Değerli girişimciler, bu hafta size, uluslararası literatüre ‘Altuntaş Prensibi” olarak geçen ve teknik adı ‘Atıl Kapasitenin Nakit Sermayeye Çevrilmesi’ olarak geçen formülümü özetleteceğim.

Bu formül, benim üniversitede öğrenciyken sadece 400 dolar gibi küçük bir sermaye ile Avrupa’nın en hızlı.gelişen üçüncü markası ödülünü alıp milyonlarca dolar para kazandığım Deulcom International’ı kurarken uyguladığım formül. Bu formül o kadar işlevsel ki, Deulcom dışında kurduğum hemen hemen tüm şirketlerde de, cebimde para olmasına rağmen, uygulamaya koyarak her seferinde başarısını zevkle tekrar tekrar test ettiğim bir formül.

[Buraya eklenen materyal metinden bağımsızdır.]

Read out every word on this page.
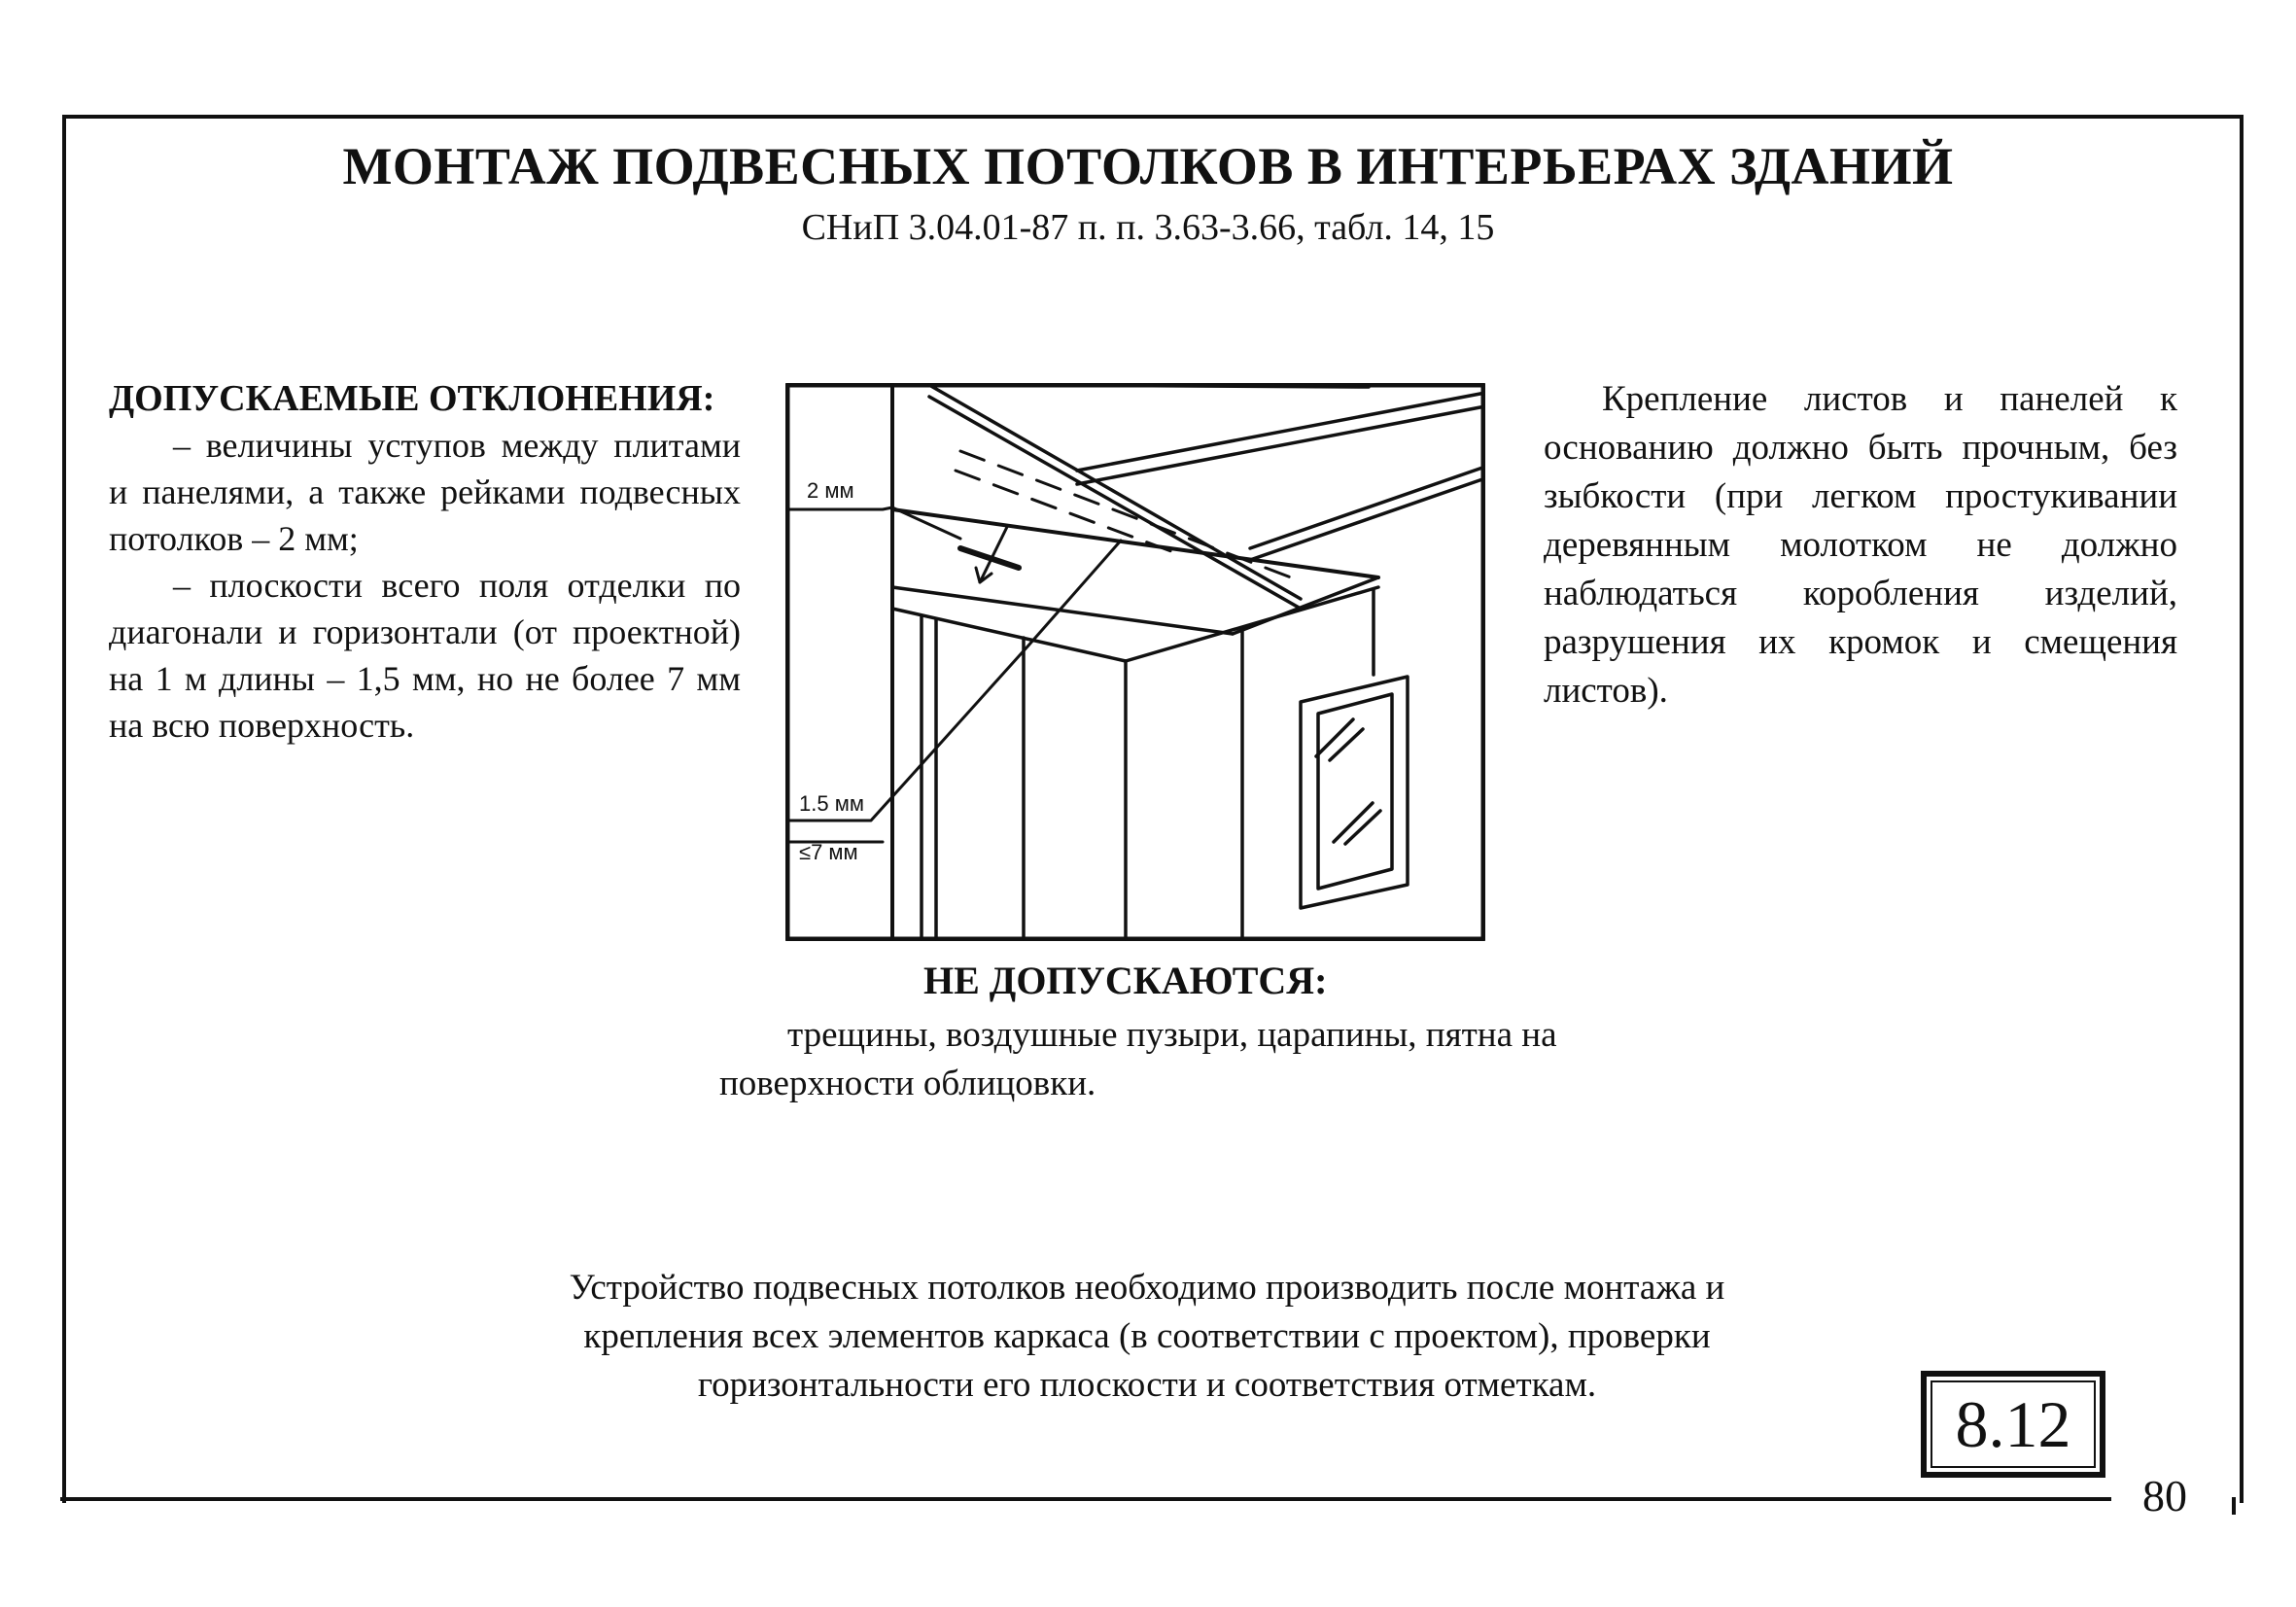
МОНТАЖ ПОДВЕСНЫХ ПОТОЛКОВ В ИНТЕРЬЕРАХ ЗДАНИЙ
СНиП 3.04.01-87 п. п. 3.63-3.66, табл. 14, 15
ДОПУСКАЕМЫЕ ОТКЛОНЕНИЯ:

– величины уступов между плитами и панелями, а также рейками подвесных потолков – 2 мм;

– плоскости всего поля отделки по диагонали и горизонтали (от проектной) на 1 м длины – 1,5 мм, но не более 7 мм на всю поверхность.

2 мм
1.5 мм
≤7 мм
Крепление листов и панелей к основанию должно быть прочным, без зыбкости (при легком простукивании деревянным молотком не должно наблюдаться коробления изделий, разрушения их кромок и смещения листов).
НЕ ДОПУСКАЮТСЯ:
трещины, воздушные пузыри, царапины, пятна на поверхности облицовки.
Устройство подвесных потолков необходимо производить после монтажа и крепления всех элементов каркаса (в соответствии с проектом), проверки горизонтальности его плоскости и соответствия отметкам.
8.12
80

Bu formülü uygulamak için ihtiyacınız olan en önemli şey sağlam gözler. Yani, herkesin baktığım sizin görmeniz gerekiyor. Eğer gözlerinizi, bakmak yerine görmek için kullanırsanız, işin önemli bir kısmını hallettiniz demektir.

Önce şuna karar vermeniz gerekiyor: Amacınız para kazanmak mı, yoksa iş yapmak mı?

Eğer amacınız iş yapmak ise, iş fikrinizi özgürce geliştirin, iş planlarınızı hazırlayın ve ardından sermaye aramaya başlayın.

Eğer amacınız para kazanmaksa, bu durumda iş fikrinizi özgürce geliştirmek yerine, etrafınızdaki ulaşabileceğiniz atıl kapasiteye uygun iş fikirleri geliştirmeye odaklanın.

Gayet basit bir şey söylüyorum: Yepyeni özelliklere sahip tuğla üretmek için fabrika kurmaya odaklanmayın. Tuğla fabrikasının sahibiyle anlaşın ve onun fabrikasını kullanıp üretimi yapıp hem ona hem de kendinize kazandırın. Hem de sermayeniz olmadan bu işi yapın.

Aklınızda bir kurs açma işi varsa, kurs açmayın. Tanıdığınız bir kurs sahibi ile anlaşın. Onun kullanmadığı sınıfları kiralayarak, hiçbir yatırım riskini almadan, kursunuzu açın. Baktınız işler iyi gidiyor, gelen parayla kendi yatırımınızı yapabilirsiniz.

ÖNCE SAT, SONRA HARCA!..

Şimdi de şunu soracaksınız: Yeri bedava buldunuz da, bu sınıfları doldurmak için gerekli pazarlama maliyetini nasıl karşılayacaksınız?

Çok basit: Pazarlama giderleri genellikle en az üç aydan başlayan vadelerle gerçekleşir. Yani, bugün reklamı verirsiniz, satışınızı gerçekleştirirsiniz, tüketiciden tahsilatınızı gerçekleştirirsiniz, daha sonra da tahsil ettiğiniz paradan pazarlama giderini ödersiniz. Bu kadar basit…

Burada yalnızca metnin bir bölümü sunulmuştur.